La bibliographie dont le texte est assorti est fragmentaire. L'ouvrage de Jean-Marc Vivenza René Guénon et le Rite écossais rectifié (Editions du Simorgh, 2007) n'y figure pas. Dommage : cela aurait permis d'éviter cette affirmation aussi péremptoire qu'inexacte du prière d'insérer de la quatrième de couverture : « Pour la première fois enfin, quelqu'un s'attelle à radiographier sans concession l'œuvre et la personne du paradoxal auteur du Roi du Monde ».

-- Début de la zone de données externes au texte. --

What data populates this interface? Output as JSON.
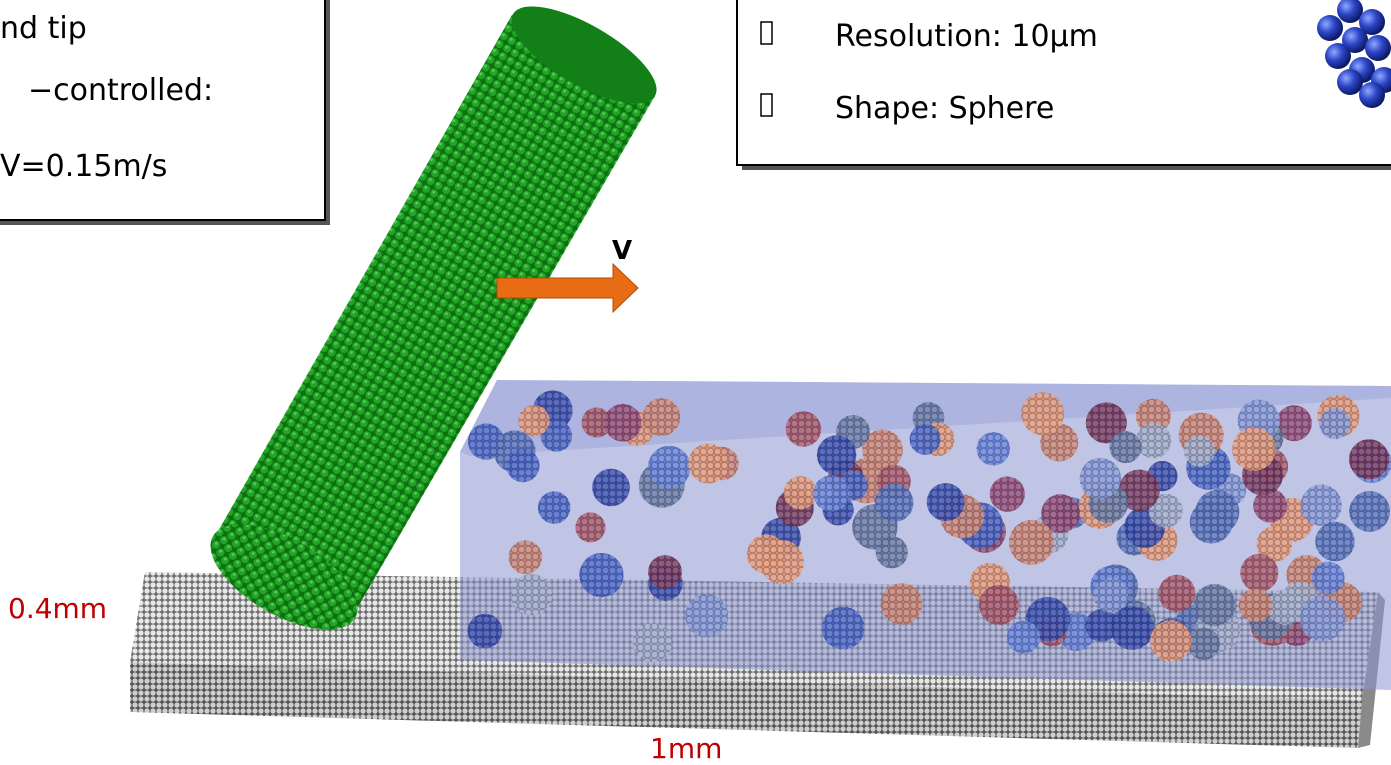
{
  "left_box": {
    "lines": [
      "nd tip",
      "−controlled:",
      "V=0.15m/s"
    ]
  },
  "right_box": {
    "items": [
      "Resolution: 10μm",
      "Shape: Sphere"
    ]
  },
  "figure": {
    "velocity_label": "V",
    "height_label": "0.4mm",
    "length_label": "1mm"
  }
}
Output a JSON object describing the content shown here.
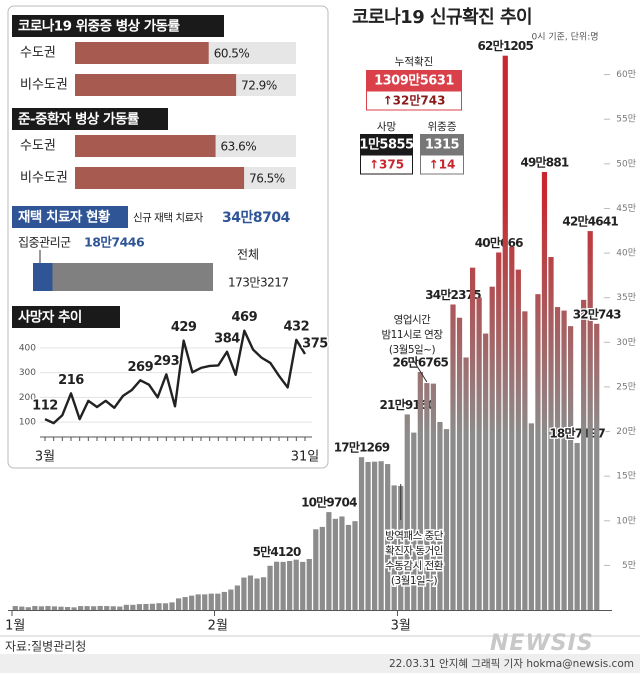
{
  "chart_data": [
    {
      "type": "bar",
      "title": "코로나19 신규확진 추이",
      "subtitle": "0시 기준, 단위:명",
      "categories": [
        "1월",
        null,
        null,
        null,
        null,
        null,
        null,
        null,
        null,
        null,
        null,
        null,
        null,
        null,
        null,
        null,
        null,
        null,
        null,
        null,
        null,
        null,
        null,
        null,
        null,
        null,
        null,
        null,
        null,
        null,
        null,
        "2월",
        null,
        null,
        null,
        null,
        null,
        null,
        null,
        null,
        null,
        null,
        null,
        null,
        null,
        null,
        null,
        null,
        null,
        null,
        null,
        null,
        null,
        null,
        null,
        null,
        null,
        null,
        null,
        "3월",
        null,
        null,
        null,
        null,
        null,
        null,
        null,
        null,
        null,
        null,
        null,
        null,
        null,
        null,
        null,
        null,
        null,
        null,
        null,
        null,
        null,
        null,
        null,
        null,
        null,
        null,
        null,
        null,
        null,
        null
      ],
      "values": [
        4415,
        3833,
        3126,
        4443,
        4126,
        4444,
        4054,
        3717,
        3373,
        3005,
        4385,
        4387,
        4167,
        4539,
        4419,
        4193,
        3857,
        5804,
        5805,
        6603,
        6769,
        7009,
        7630,
        7513,
        8571,
        13012,
        14518,
        16096,
        17513,
        17532,
        18340,
        18342,
        20270,
        22907,
        27443,
        36362,
        38691,
        35286,
        36717,
        49567,
        54120,
        53926,
        54941,
        56431,
        53926,
        57177,
        90443,
        93135,
        109704,
        102211,
        104829,
        95362,
        99573,
        171269,
        165889,
        166209,
        166722,
        163566,
        139626,
        138993,
        219160,
        198803,
        266765,
        254327,
        253698,
        210716,
        202721,
        342375,
        327549,
        282987,
        383665,
        350190,
        309790,
        362338,
        400666,
        621205,
        407017,
        381454,
        334708,
        209169,
        353980,
        490881,
        395598,
        339514,
        335580,
        318130,
        187197,
        347554,
        424641,
        320743
      ],
      "value_labels": [
        null,
        null,
        null,
        null,
        null,
        null,
        null,
        null,
        null,
        null,
        null,
        null,
        null,
        null,
        null,
        null,
        null,
        null,
        null,
        null,
        null,
        null,
        null,
        null,
        null,
        null,
        null,
        null,
        null,
        null,
        null,
        null,
        null,
        null,
        null,
        null,
        null,
        null,
        null,
        null,
        "5만4120",
        null,
        null,
        null,
        null,
        null,
        null,
        null,
        "10만9704",
        null,
        null,
        null,
        null,
        "17만1269",
        null,
        null,
        null,
        null,
        null,
        null,
        "21만9160",
        null,
        "26만6765",
        null,
        null,
        null,
        null,
        "34만2375",
        null,
        null,
        null,
        null,
        null,
        null,
        "40만666",
        "62만1205",
        null,
        null,
        null,
        null,
        null,
        "49만881",
        null,
        null,
        null,
        null,
        "18만7197",
        null,
        "42만4641",
        "32만743"
      ],
      "color": "#c8282d",
      "base_color": "#8c8c8c",
      "ylim": [
        0,
        650000
      ],
      "yticks": [
        {
          "value": 50000,
          "label": "5만"
        },
        {
          "value": 100000,
          "label": "10만"
        },
        {
          "value": 150000,
          "label": "15만"
        },
        {
          "value": 200000,
          "label": "20만"
        },
        {
          "value": 250000,
          "label": "25만"
        },
        {
          "value": 300000,
          "label": "30만"
        },
        {
          "value": 350000,
          "label": "35만"
        },
        {
          "value": 400000,
          "label": "40만"
        },
        {
          "value": 450000,
          "label": "45만"
        },
        {
          "value": 500000,
          "label": "50만"
        },
        {
          "value": 550000,
          "label": "55만"
        },
        {
          "value": 600000,
          "label": "60만"
        }
      ],
      "annotations": [
        {
          "lines": [
            "영업시간",
            "밤11시로 연장",
            "(3월5일~)"
          ]
        },
        {
          "lines": [
            "방역패스 중단",
            "확진자 동거인",
            "수동감시 전환",
            "(3월1일~)"
          ]
        }
      ]
    },
    {
      "type": "hbar",
      "title": "코로나19 위중증 병상 가동률",
      "categories": [
        "수도권",
        "비수도권"
      ],
      "values": [
        60.5,
        72.9
      ],
      "value_labels": [
        "60.5%",
        "72.9%"
      ],
      "xlim": [
        0,
        100
      ],
      "color": "#a65a50"
    },
    {
      "type": "hbar",
      "title": "준-중환자 병상 가동률",
      "categories": [
        "수도권",
        "비수도권"
      ],
      "values": [
        63.6,
        76.5
      ],
      "value_labels": [
        "63.6%",
        "76.5%"
      ],
      "xlim": [
        0,
        100
      ],
      "color": "#a65a50"
    },
    {
      "type": "line",
      "title": "사망자 추이",
      "categories": [
        "3월",
        null,
        null,
        null,
        null,
        null,
        null,
        null,
        null,
        null,
        null,
        null,
        null,
        null,
        null,
        null,
        null,
        null,
        null,
        null,
        null,
        null,
        null,
        null,
        null,
        null,
        null,
        null,
        null,
        null,
        "31일"
      ],
      "values": [
        112,
        96,
        128,
        216,
        112,
        186,
        161,
        186,
        158,
        206,
        229,
        269,
        251,
        200,
        293,
        164,
        429,
        301,
        319,
        327,
        329,
        384,
        291,
        469,
        393,
        360,
        339,
        287,
        240,
        432,
        375
      ],
      "value_labels": [
        112,
        null,
        null,
        216,
        null,
        null,
        null,
        null,
        null,
        null,
        null,
        269,
        null,
        null,
        293,
        null,
        429,
        null,
        null,
        null,
        null,
        384,
        null,
        469,
        null,
        null,
        null,
        null,
        null,
        432,
        375
      ],
      "ylim": [
        40,
        480
      ],
      "yticks": [
        100,
        200,
        300,
        400
      ],
      "color": "#222222"
    }
  ],
  "home_care": {
    "title": "재택 치료자 현황",
    "new_label": "신규 재택 치료자",
    "new_value": "34만8704",
    "intensive_label": "집중관리군",
    "intensive_value": 187446,
    "intensive_value_label": "18만7446",
    "total_label": "전체",
    "total_value": 1733217,
    "total_value_label": "173만3217"
  },
  "summary": {
    "cumulative": {
      "label": "누적확진",
      "value": "1309만5631",
      "change": "↑32만743"
    },
    "deaths": {
      "label": "사망",
      "value": "1만5855",
      "change": "↑375"
    },
    "critical": {
      "label": "위중증",
      "value": "1315",
      "change": "↑14"
    }
  },
  "source": "자료:질병관리청",
  "watermark": "NEWSIS",
  "credit": "22.03.31 안지혜 그래픽 기자 hokma@newsis.com"
}
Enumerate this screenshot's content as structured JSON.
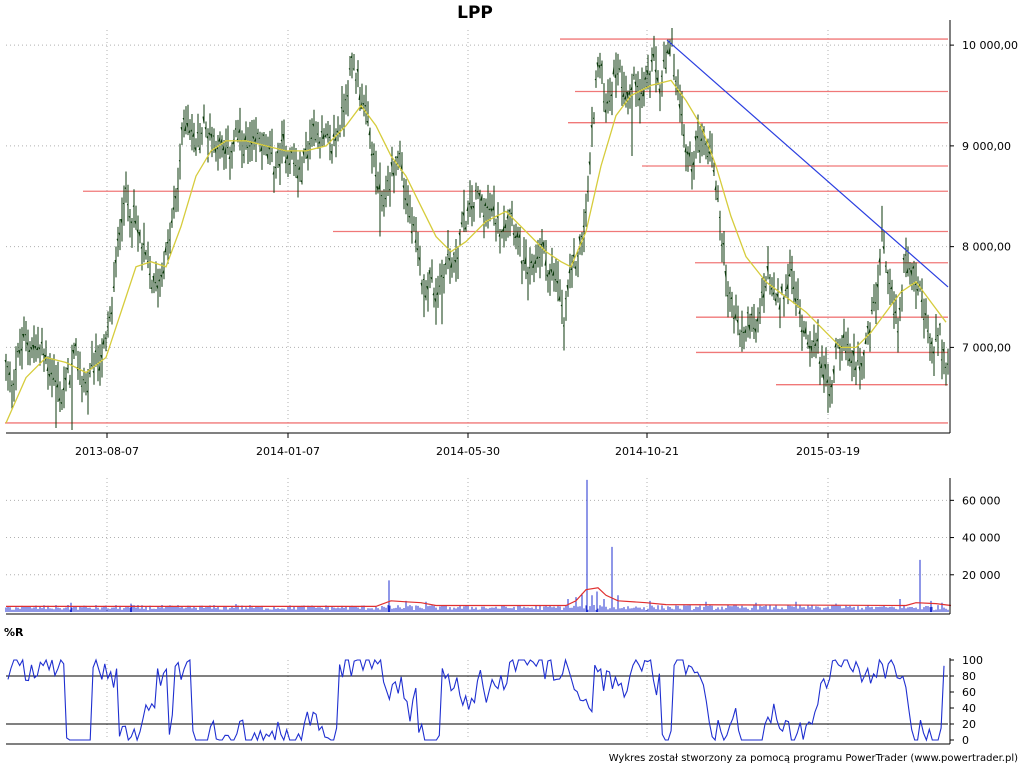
{
  "chart_data": [
    {
      "panel": "price",
      "type": "ohlc",
      "title": "LPP",
      "ylim": [
        6200,
        10150
      ],
      "y_ticks": [
        7000,
        8000,
        9000,
        10000
      ],
      "y_tick_labels": [
        "7 000,00",
        "8 000,00",
        "9 000,00",
        "10 000,00"
      ],
      "x_tick_labels": [
        "2013-08-07",
        "2014-01-07",
        "2014-05-30",
        "2014-10-21",
        "2015-03-19"
      ],
      "grid": true,
      "colors": {
        "bars": "#0c3a0c",
        "moving_average": "#d6cc3c",
        "levels": "#f07878",
        "trendline": "#2b3fe0"
      },
      "close_path": [
        [
          0,
          6800
        ],
        [
          6,
          6650
        ],
        [
          12,
          6900
        ],
        [
          20,
          7100
        ],
        [
          28,
          7000
        ],
        [
          36,
          6950
        ],
        [
          44,
          6800
        ],
        [
          50,
          6650
        ],
        [
          56,
          6500
        ],
        [
          62,
          6700
        ],
        [
          70,
          6900
        ],
        [
          76,
          6700
        ],
        [
          82,
          6600
        ],
        [
          88,
          6800
        ],
        [
          94,
          6900
        ],
        [
          100,
          7000
        ],
        [
          106,
          7400
        ],
        [
          110,
          7800
        ],
        [
          114,
          8200
        ],
        [
          118,
          8500
        ],
        [
          124,
          8400
        ],
        [
          130,
          8200
        ],
        [
          136,
          8000
        ],
        [
          142,
          7800
        ],
        [
          148,
          7600
        ],
        [
          154,
          7700
        ],
        [
          160,
          7900
        ],
        [
          166,
          8200
        ],
        [
          172,
          8600
        ],
        [
          178,
          9300
        ],
        [
          184,
          9200
        ],
        [
          190,
          9000
        ],
        [
          198,
          9200
        ],
        [
          206,
          9100
        ],
        [
          214,
          9000
        ],
        [
          222,
          8900
        ],
        [
          230,
          9100
        ],
        [
          238,
          9000
        ],
        [
          246,
          8950
        ],
        [
          254,
          9100
        ],
        [
          262,
          8900
        ],
        [
          270,
          8800
        ],
        [
          278,
          9000
        ],
        [
          286,
          8900
        ],
        [
          294,
          8700
        ],
        [
          302,
          9000
        ],
        [
          310,
          9200
        ],
        [
          318,
          9050
        ],
        [
          326,
          9000
        ],
        [
          334,
          9200
        ],
        [
          340,
          9500
        ],
        [
          346,
          9800
        ],
        [
          352,
          9700
        ],
        [
          358,
          9350
        ],
        [
          364,
          9100
        ],
        [
          370,
          8700
        ],
        [
          376,
          8400
        ],
        [
          382,
          8600
        ],
        [
          388,
          8800
        ],
        [
          394,
          8900
        ],
        [
          400,
          8500
        ],
        [
          406,
          8200
        ],
        [
          412,
          7900
        ],
        [
          418,
          7600
        ],
        [
          424,
          7700
        ],
        [
          430,
          7500
        ],
        [
          436,
          7700
        ],
        [
          442,
          7900
        ],
        [
          448,
          7800
        ],
        [
          454,
          8100
        ],
        [
          460,
          8300
        ],
        [
          466,
          8400
        ],
        [
          472,
          8500
        ],
        [
          480,
          8400
        ],
        [
          488,
          8300
        ],
        [
          496,
          8200
        ],
        [
          504,
          8400
        ],
        [
          512,
          8100
        ],
        [
          518,
          7800
        ],
        [
          524,
          7700
        ],
        [
          530,
          7900
        ],
        [
          536,
          8000
        ],
        [
          542,
          7800
        ],
        [
          548,
          7700
        ],
        [
          554,
          7500
        ],
        [
          558,
          7200
        ],
        [
          562,
          7600
        ],
        [
          568,
          7800
        ],
        [
          574,
          8000
        ],
        [
          580,
          8300
        ],
        [
          584,
          8800
        ],
        [
          588,
          9400
        ],
        [
          592,
          9800
        ],
        [
          596,
          9700
        ],
        [
          600,
          9400
        ],
        [
          606,
          9600
        ],
        [
          612,
          9800
        ],
        [
          618,
          9600
        ],
        [
          624,
          9500
        ],
        [
          630,
          9700
        ],
        [
          636,
          9500
        ],
        [
          642,
          9700
        ],
        [
          648,
          9800
        ],
        [
          654,
          9600
        ],
        [
          660,
          9800
        ],
        [
          666,
          9950
        ],
        [
          672,
          9500
        ],
        [
          678,
          9100
        ],
        [
          684,
          8800
        ],
        [
          690,
          9000
        ],
        [
          696,
          9100
        ],
        [
          702,
          9000
        ],
        [
          708,
          8800
        ],
        [
          714,
          8300
        ],
        [
          720,
          7700
        ],
        [
          726,
          7400
        ],
        [
          732,
          7200
        ],
        [
          738,
          7100
        ],
        [
          744,
          7300
        ],
        [
          750,
          7100
        ],
        [
          756,
          7500
        ],
        [
          762,
          7700
        ],
        [
          768,
          7500
        ],
        [
          774,
          7400
        ],
        [
          780,
          7600
        ],
        [
          786,
          7700
        ],
        [
          792,
          7400
        ],
        [
          798,
          7200
        ],
        [
          804,
          7100
        ],
        [
          810,
          7000
        ],
        [
          816,
          6900
        ],
        [
          820,
          6700
        ],
        [
          824,
          6500
        ],
        [
          830,
          7000
        ],
        [
          836,
          7100
        ],
        [
          842,
          6900
        ],
        [
          848,
          6900
        ],
        [
          854,
          6850
        ],
        [
          860,
          7000
        ],
        [
          866,
          7300
        ],
        [
          872,
          7600
        ],
        [
          876,
          8100
        ],
        [
          880,
          7700
        ],
        [
          886,
          7500
        ],
        [
          892,
          7200
        ],
        [
          898,
          7800
        ],
        [
          904,
          7900
        ],
        [
          910,
          7700
        ],
        [
          916,
          7400
        ],
        [
          922,
          7100
        ],
        [
          928,
          7000
        ],
        [
          934,
          7100
        ],
        [
          938,
          6900
        ],
        [
          942,
          6800
        ]
      ],
      "moving_average": [
        [
          0,
          6250
        ],
        [
          20,
          6700
        ],
        [
          40,
          6900
        ],
        [
          60,
          6850
        ],
        [
          80,
          6750
        ],
        [
          100,
          6900
        ],
        [
          110,
          7200
        ],
        [
          120,
          7500
        ],
        [
          130,
          7800
        ],
        [
          145,
          7850
        ],
        [
          160,
          7800
        ],
        [
          175,
          8200
        ],
        [
          190,
          8700
        ],
        [
          205,
          8950
        ],
        [
          220,
          9050
        ],
        [
          240,
          9050
        ],
        [
          260,
          9000
        ],
        [
          280,
          8950
        ],
        [
          300,
          8950
        ],
        [
          320,
          9000
        ],
        [
          340,
          9200
        ],
        [
          355,
          9400
        ],
        [
          370,
          9200
        ],
        [
          385,
          8900
        ],
        [
          400,
          8700
        ],
        [
          415,
          8400
        ],
        [
          430,
          8100
        ],
        [
          445,
          7950
        ],
        [
          460,
          8050
        ],
        [
          480,
          8250
        ],
        [
          500,
          8350
        ],
        [
          520,
          8150
        ],
        [
          540,
          7950
        ],
        [
          555,
          7850
        ],
        [
          565,
          7800
        ],
        [
          580,
          8150
        ],
        [
          595,
          8800
        ],
        [
          610,
          9300
        ],
        [
          625,
          9500
        ],
        [
          645,
          9600
        ],
        [
          665,
          9650
        ],
        [
          680,
          9450
        ],
        [
          695,
          9200
        ],
        [
          710,
          8800
        ],
        [
          725,
          8300
        ],
        [
          740,
          7900
        ],
        [
          760,
          7650
        ],
        [
          780,
          7500
        ],
        [
          800,
          7350
        ],
        [
          820,
          7150
        ],
        [
          835,
          7000
        ],
        [
          850,
          7000
        ],
        [
          865,
          7150
        ],
        [
          880,
          7350
        ],
        [
          895,
          7550
        ],
        [
          910,
          7650
        ],
        [
          925,
          7450
        ],
        [
          940,
          7250
        ]
      ],
      "horizontal_levels": [
        {
          "price": 10060,
          "x_start": 560,
          "x_end": 948
        },
        {
          "price": 9540,
          "x_start": 575,
          "x_end": 948
        },
        {
          "price": 9230,
          "x_start": 568,
          "x_end": 948
        },
        {
          "price": 8800,
          "x_start": 642,
          "x_end": 948
        },
        {
          "price": 8550,
          "x_start": 83,
          "x_end": 948
        },
        {
          "price": 8150,
          "x_start": 333,
          "x_end": 948
        },
        {
          "price": 7840,
          "x_start": 695,
          "x_end": 948
        },
        {
          "price": 7300,
          "x_start": 696,
          "x_end": 948
        },
        {
          "price": 6950,
          "x_start": 696,
          "x_end": 948
        },
        {
          "price": 6630,
          "x_start": 776,
          "x_end": 948
        },
        {
          "price": 6250,
          "x_start": 5,
          "x_end": 948
        }
      ],
      "trendline": {
        "from": [
          667,
          10050
        ],
        "to": [
          948,
          7600
        ]
      }
    },
    {
      "panel": "volume",
      "type": "bar",
      "ylim": [
        0,
        72000
      ],
      "y_ticks": [
        20000,
        40000,
        60000
      ],
      "y_tick_labels": [
        "20 000",
        "40 000",
        "60 000"
      ],
      "grid": true,
      "colors": {
        "bars": "#1f2fd0",
        "average": "#e03030"
      },
      "baseline": 2500,
      "spikes": [
        [
          65,
          5000
        ],
        [
          125,
          4500
        ],
        [
          230,
          4200
        ],
        [
          383,
          17000
        ],
        [
          400,
          6000
        ],
        [
          420,
          5500
        ],
        [
          562,
          7000
        ],
        [
          570,
          8000
        ],
        [
          576,
          10000
        ],
        [
          581,
          71000
        ],
        [
          586,
          9000
        ],
        [
          591,
          11000
        ],
        [
          598,
          7000
        ],
        [
          606,
          35000
        ],
        [
          612,
          9000
        ],
        [
          644,
          6000
        ],
        [
          700,
          5500
        ],
        [
          750,
          5000
        ],
        [
          790,
          5500
        ],
        [
          830,
          4500
        ],
        [
          894,
          7000
        ],
        [
          914,
          28000
        ],
        [
          925,
          6000
        ],
        [
          936,
          5000
        ]
      ],
      "average": [
        [
          0,
          3000
        ],
        [
          370,
          3000
        ],
        [
          385,
          6000
        ],
        [
          400,
          5500
        ],
        [
          415,
          5000
        ],
        [
          430,
          3500
        ],
        [
          560,
          3500
        ],
        [
          570,
          6000
        ],
        [
          580,
          12000
        ],
        [
          592,
          13000
        ],
        [
          600,
          9000
        ],
        [
          612,
          6000
        ],
        [
          640,
          5000
        ],
        [
          660,
          4000
        ],
        [
          900,
          3500
        ],
        [
          910,
          5000
        ],
        [
          930,
          4500
        ],
        [
          945,
          3500
        ]
      ]
    },
    {
      "panel": "indicator",
      "type": "line",
      "label": "%R",
      "ylim": [
        0,
        100
      ],
      "y_ticks": [
        0,
        20,
        40,
        60,
        80,
        100
      ],
      "y_tick_labels": [
        "0",
        "20",
        "40",
        "60",
        "80",
        "100"
      ],
      "reference_levels": [
        20,
        80
      ],
      "grid": true,
      "colors": {
        "line": "#1f2fd0",
        "reference": "#000000"
      },
      "seed": 7,
      "points": 320
    }
  ],
  "footer": "Wykres został stworzony za pomocą programu PowerTrader (www.powertrader.pl)"
}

Il n'est d'ailleurs pas impossible qu'une bonne partie des références guénoniennes soient de seconde main. Il se peut que l'auteur ait effectivement lu La Crise du monde moderne, Le Règne de la quantité et les signes des temps, Le Roi du monde, peut-être les Aperçus sur l'initiation, mais la plupart des autres références et citations semblent provenir des ouvrages de Marie-France James, Esotérisme et christianisme autour de René Guénon, de Jeannine Fink-Bernard, L'Apport spirituel de René Guénon, et de Daniel Béresniak, Les Bas-fonds de l'imaginaire, qui sont abondamment appelés en notes.

Ce n'est pas encore cette fois qu'on pourra renverser l'idole Guénon !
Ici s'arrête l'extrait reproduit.